L'auteure


Femme Essentielle (extrait)  - Marianne WENDLING / Bernard MARZULL, interprétée par Agnès VILLANI (candidate Nouvelle Star 2008) (blog : http://agnesvillani.unblog.fr et http://www.myspace.com/agnesvillani  )

Si tu ne sais plus m'aimer - Marianne WENDLING /Bernard MARZULLO, interprétée par Diane MINASSIAN, ex candidate Nouvelle Star 2003) (http://www.myspace.com/dianeminassian)

Pas que du Noir (Marianne WENDLING / Bernard MARZULLO) interprétée par Ludovic SCHULLER (artiste-amateur)

En France...


Née en 1962, de souche familiale franco-slave, je vis en Alsace, région voisine de l’Allemagne, dans l’Est de la France.

Développant ma passion des mots et des sons, je fais de l’écriture mon chemin de vie. 
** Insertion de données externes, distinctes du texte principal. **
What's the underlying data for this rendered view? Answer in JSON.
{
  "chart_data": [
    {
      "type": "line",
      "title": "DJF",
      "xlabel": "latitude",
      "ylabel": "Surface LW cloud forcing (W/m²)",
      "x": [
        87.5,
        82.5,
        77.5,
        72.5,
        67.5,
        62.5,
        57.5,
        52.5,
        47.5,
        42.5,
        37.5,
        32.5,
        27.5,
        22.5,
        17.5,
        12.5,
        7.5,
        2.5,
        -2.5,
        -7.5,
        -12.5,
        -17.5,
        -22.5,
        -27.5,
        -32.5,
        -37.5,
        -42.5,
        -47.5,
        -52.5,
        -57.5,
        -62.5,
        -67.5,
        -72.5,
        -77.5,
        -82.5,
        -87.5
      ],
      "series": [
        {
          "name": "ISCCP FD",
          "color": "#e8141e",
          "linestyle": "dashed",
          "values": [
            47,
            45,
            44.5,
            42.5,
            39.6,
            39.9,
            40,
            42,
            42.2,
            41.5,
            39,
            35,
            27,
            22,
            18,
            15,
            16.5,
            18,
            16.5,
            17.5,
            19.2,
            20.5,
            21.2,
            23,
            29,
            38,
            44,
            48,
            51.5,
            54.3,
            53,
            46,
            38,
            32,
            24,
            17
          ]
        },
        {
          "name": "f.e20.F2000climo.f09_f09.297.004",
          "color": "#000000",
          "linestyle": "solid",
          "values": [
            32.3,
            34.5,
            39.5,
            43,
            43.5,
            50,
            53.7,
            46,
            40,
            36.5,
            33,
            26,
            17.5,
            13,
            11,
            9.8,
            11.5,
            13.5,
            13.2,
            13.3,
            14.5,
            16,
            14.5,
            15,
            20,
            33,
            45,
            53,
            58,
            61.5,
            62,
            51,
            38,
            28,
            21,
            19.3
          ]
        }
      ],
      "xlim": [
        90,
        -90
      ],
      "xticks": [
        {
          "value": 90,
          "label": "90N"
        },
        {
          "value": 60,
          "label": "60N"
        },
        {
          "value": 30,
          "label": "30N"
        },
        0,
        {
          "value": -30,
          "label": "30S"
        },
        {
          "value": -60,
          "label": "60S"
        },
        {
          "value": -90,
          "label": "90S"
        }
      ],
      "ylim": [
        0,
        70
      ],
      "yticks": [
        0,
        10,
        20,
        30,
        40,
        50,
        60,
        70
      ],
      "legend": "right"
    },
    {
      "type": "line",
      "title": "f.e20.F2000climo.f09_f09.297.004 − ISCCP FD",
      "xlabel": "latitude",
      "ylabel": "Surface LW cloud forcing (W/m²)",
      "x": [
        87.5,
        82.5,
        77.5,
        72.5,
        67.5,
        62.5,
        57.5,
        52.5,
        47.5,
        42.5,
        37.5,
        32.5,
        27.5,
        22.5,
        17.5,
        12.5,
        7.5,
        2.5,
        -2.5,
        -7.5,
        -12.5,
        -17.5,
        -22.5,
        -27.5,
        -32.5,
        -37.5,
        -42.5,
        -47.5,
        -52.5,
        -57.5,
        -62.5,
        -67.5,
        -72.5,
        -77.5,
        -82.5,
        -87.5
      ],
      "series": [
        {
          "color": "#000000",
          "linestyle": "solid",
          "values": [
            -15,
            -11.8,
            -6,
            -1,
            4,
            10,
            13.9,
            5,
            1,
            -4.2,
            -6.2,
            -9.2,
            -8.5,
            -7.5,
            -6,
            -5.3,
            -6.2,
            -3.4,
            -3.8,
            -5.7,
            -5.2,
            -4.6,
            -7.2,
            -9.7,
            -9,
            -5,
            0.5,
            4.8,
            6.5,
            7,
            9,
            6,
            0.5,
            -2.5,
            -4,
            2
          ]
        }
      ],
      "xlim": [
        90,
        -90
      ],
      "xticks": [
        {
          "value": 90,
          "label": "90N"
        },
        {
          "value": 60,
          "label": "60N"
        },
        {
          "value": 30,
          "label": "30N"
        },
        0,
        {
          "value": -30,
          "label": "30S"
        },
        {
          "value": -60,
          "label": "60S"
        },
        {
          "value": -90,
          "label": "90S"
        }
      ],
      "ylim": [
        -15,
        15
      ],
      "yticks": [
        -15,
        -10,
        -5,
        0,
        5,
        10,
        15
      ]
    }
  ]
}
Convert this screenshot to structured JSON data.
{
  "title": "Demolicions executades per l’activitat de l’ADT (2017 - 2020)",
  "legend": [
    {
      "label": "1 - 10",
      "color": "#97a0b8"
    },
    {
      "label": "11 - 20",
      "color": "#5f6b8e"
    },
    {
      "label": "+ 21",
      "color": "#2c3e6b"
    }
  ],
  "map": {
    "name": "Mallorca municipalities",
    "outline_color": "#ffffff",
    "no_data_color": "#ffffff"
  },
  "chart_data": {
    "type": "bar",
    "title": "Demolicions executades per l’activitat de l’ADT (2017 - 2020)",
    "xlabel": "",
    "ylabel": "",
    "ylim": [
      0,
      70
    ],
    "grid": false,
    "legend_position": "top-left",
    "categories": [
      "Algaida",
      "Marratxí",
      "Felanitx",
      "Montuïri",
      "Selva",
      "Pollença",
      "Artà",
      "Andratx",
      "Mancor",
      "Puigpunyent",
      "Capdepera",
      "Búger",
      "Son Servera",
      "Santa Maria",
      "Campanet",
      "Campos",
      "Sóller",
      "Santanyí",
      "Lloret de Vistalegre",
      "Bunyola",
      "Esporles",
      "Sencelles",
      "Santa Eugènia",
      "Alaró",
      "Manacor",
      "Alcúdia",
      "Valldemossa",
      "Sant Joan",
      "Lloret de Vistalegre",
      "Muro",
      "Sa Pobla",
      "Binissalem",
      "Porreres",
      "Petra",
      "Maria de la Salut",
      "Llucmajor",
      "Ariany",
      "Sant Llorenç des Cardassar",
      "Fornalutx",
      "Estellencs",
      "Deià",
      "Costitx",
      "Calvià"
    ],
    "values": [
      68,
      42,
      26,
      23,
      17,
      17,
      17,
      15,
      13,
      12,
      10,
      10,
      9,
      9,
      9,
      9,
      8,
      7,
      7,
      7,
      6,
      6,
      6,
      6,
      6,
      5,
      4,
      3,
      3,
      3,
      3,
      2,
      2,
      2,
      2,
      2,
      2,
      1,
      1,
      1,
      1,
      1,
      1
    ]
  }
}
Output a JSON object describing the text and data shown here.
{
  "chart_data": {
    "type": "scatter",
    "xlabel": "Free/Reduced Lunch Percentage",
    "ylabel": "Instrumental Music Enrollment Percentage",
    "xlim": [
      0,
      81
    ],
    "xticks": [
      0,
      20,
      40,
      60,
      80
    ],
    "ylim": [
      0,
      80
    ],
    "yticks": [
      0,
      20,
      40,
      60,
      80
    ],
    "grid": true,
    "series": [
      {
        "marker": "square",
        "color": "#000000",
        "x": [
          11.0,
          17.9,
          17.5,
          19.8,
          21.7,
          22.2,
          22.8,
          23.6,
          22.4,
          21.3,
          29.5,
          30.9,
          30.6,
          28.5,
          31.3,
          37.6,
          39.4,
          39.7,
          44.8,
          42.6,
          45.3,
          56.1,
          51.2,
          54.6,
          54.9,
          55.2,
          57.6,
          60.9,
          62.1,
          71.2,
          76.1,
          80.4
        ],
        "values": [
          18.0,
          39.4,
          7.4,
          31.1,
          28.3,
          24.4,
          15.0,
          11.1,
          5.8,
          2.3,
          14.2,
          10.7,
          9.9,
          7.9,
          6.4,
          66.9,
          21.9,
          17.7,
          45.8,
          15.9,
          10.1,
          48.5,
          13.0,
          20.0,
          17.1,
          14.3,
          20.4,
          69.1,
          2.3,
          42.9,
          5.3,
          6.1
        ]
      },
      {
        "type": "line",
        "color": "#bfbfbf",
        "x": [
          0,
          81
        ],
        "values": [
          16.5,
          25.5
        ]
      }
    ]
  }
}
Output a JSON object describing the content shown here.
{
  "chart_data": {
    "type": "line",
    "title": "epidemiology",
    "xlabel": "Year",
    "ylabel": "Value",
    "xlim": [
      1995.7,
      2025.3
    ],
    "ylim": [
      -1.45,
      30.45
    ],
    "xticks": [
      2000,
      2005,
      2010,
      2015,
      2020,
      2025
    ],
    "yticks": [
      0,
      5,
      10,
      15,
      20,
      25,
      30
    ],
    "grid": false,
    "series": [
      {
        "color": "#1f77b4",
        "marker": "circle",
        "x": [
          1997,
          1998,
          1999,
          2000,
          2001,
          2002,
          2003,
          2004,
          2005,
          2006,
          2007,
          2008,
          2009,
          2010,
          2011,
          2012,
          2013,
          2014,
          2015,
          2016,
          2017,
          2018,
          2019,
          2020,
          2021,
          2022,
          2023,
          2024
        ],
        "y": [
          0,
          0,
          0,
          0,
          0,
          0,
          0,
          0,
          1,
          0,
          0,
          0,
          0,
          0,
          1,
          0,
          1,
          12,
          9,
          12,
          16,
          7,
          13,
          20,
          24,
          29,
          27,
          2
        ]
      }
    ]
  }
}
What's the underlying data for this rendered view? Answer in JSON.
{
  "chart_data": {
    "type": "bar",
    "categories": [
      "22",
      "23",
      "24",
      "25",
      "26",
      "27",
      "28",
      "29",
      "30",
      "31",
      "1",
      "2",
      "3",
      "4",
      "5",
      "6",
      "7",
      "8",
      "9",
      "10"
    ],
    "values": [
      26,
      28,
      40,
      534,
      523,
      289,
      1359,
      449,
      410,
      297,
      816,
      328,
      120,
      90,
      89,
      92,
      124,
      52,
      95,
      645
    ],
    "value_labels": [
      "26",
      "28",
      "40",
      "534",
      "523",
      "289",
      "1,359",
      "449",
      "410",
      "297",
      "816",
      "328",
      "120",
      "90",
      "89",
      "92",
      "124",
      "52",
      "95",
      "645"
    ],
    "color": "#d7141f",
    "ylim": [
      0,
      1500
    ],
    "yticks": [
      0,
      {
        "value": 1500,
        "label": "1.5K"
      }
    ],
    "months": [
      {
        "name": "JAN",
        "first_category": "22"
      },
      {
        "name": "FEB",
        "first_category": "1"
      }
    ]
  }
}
À 11 ans, je compose mon tout premier poème. Dès mon adolescence, je participe à plusieurs concours de poésie. L’un de mes poèmes (Le Comédien) - récité par Noelie CALMON & Pascal MONGE - fera l’objet d’un enregistrement dans l’Anthologie du Disque de Poésie en 1980. Trois ans plus tard, je remporte le Premier Prix de Poésie lors de l’exposition regroupant les oeuvres des jeunes talents de ma ville. 

 

L’existence fait de moi, un an après mon mariage, l’heureuse maman de jumeaux (1 fille et 1 garçon, le choix du roi !!), nés prématurément. Dès l’arrivée à la maison de mes bébés à 3 semaines d’intervalle l’un de l’autre, la vie prend désormais une autre tournure et c’est au rythme des biberons et d’un manque de sommeil charmant que nous vivons, mon mari et moi !

  

Je me lance dans l’écriture de textes de chansons et contacte ultérieurement compositeurs, artistes-débutants, etc…

 

Professionnellement, je dois faire l’expérience du chômage alors même que je rentre d’un séjour au Québec où je viens de rencontrer Lise BISSON (ADN du Showbizz), gérante d’artistes de la relève, laquelle, après avoir pris connaissance de plusieurs de mes textes, me conduit vers deux producteurs, tout en m’encourageant à écrire dans un format plus long qui me permettrait de m’exprimer librement dans cet amour des mots qui me tient à coeur depuis toujours. 

 

Lorgnant du côté de la Littérature, je m'élance un après-midi de bain de soleil sur ma terrasse dans la rédaction de ma première pièce de théâtre. Suivront plusieurs nouvelles. Un roman non publié.

 

Alors que je me retrouve sur le marché de l’emploi, la destinée m'offre l'opportunité d'un stage dans une nouvelle petite librairie de quartier venant d'ouvrir tout près de chez moi, avant d’être embauchée pour 9 mois en CDD dans une grande librairie indépendante strasbourgeoise. Là-bas, tout en me mettant à l'écoute d’un public de lecteurs, j’étudie les circuits de l'édition, accède à de nouveaux auteurs, en rencontre et m'entretiens avec certains, assiste à une rentrée littéraire, etc...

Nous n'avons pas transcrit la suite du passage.